The Future of Bitcoin ETFs: Blackrock Meets with SEC to Discuss Structure

Blackrock Meeting with SEC

Blackrock recently held a meeting with the U.S. Securities and Exchange Commission (SEC) to discuss the structure of its upcoming Bitcoin ETF. The memo from the regulator revealed that the meeting included 8 members from the SEC’s Division of Trading and Markets, 7 representatives from BlackRock, and 4 representatives from the NASDAQ Stock Market.

“The discussion concerned The NASDAQ Stock Market LLC’s proposed rule change to list and trade shares of the iShares Bitcoin Trust,” read the notice.

Although there was no explicit transcript or summary of the meeting provided, BlackRock did share a short slide presentation on potential “redemption models” for the iShares Bitcoin Trust (IBTC). These models aim to ensure that the value of the ETF’s shares aligns with the net asset value of its underlying bitcoin during price dislocation periods.
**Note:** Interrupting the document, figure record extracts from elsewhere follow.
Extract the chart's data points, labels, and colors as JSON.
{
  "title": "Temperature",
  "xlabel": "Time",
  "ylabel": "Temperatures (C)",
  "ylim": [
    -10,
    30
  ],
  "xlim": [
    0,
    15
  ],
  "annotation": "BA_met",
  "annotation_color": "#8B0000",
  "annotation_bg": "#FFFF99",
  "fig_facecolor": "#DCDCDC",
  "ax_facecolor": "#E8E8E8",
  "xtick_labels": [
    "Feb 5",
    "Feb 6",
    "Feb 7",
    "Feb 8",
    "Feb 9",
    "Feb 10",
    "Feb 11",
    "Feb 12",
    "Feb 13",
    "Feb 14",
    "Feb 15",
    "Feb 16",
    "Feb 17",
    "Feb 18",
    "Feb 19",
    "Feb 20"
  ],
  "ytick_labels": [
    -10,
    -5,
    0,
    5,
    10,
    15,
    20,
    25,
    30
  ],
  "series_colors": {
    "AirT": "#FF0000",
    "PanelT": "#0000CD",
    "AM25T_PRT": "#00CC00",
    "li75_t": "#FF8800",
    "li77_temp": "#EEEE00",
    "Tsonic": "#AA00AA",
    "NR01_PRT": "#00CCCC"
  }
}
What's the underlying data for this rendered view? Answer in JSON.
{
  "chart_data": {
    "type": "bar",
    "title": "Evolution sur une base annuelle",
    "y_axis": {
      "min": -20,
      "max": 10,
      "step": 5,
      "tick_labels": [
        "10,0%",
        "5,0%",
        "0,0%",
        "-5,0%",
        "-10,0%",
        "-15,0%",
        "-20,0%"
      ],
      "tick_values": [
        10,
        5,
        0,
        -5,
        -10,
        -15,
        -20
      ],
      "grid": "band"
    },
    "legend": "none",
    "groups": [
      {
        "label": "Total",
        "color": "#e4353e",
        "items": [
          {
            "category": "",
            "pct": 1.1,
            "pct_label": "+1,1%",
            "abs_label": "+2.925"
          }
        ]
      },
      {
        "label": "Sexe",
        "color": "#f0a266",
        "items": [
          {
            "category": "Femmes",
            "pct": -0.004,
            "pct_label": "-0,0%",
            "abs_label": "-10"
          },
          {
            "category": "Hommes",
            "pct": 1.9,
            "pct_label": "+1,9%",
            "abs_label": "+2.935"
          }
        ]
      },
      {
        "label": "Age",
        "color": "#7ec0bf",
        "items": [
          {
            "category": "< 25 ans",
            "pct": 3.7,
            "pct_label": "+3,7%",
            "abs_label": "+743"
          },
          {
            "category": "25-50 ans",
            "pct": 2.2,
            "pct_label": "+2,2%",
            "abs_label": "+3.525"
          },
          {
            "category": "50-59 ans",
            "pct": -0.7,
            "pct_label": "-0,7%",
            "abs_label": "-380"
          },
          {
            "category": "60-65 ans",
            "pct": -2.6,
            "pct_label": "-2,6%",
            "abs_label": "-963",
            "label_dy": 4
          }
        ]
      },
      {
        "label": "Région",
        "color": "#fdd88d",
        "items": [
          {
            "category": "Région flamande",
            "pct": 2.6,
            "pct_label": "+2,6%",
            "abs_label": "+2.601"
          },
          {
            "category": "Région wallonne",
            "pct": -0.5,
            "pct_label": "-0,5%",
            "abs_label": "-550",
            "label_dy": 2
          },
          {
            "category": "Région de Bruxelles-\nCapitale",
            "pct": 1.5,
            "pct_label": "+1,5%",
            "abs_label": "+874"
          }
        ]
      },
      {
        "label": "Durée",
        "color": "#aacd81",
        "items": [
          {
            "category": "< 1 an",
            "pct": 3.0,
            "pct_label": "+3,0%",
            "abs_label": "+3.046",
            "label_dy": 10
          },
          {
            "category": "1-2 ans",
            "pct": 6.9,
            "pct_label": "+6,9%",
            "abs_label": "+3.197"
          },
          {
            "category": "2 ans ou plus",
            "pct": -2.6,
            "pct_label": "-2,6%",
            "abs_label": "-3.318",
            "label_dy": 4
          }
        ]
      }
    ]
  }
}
The presentation outlined two methods: the “in-kind” and “in-cash” redemption models. Under the in-kind model, a market maker purchases ETF shares from the listing exchange and transfers them back to the ETF issuer. The issuer’s Bitcoin custodian then releases BTC back to another market maker, who can sell it on the open market. The in-cash model follows a similar process but requires the ETF issuer to sell their BTC to a market maker before redeeming the shares for cash.

Implications of Redemption Models

The SEC has engaged in discussions with other aspiring ETF sponsors, including Grayscale, this week. Grayscale recently entered into an agreement with the Bank of New York Mellon to act as a transfer agency for the trust’s shares.

ETF analyst Eric Balchunas suggests that cash redemptions may be easier for ETF issuers to handle, as it avoids direct interaction with Bitcoin. In contrast, in-kind redemptions offer greater tax efficiency. Balchunas notes that most applicants prefer the in-kind model, but there is a risk of delayed approvals from the SEC if the regulator continues to favor a cash redemption model.

“Only 2-3 filers had planned cash creates, the rest wanted to do in-kind,” says Balchunas.

The SEC’s final deadline to approve or deny the first spot Bitcoin ETF from Ark/21Shares is January 10. Balchunas remains optimistic, giving the ETF a 90% chance of receiving approval.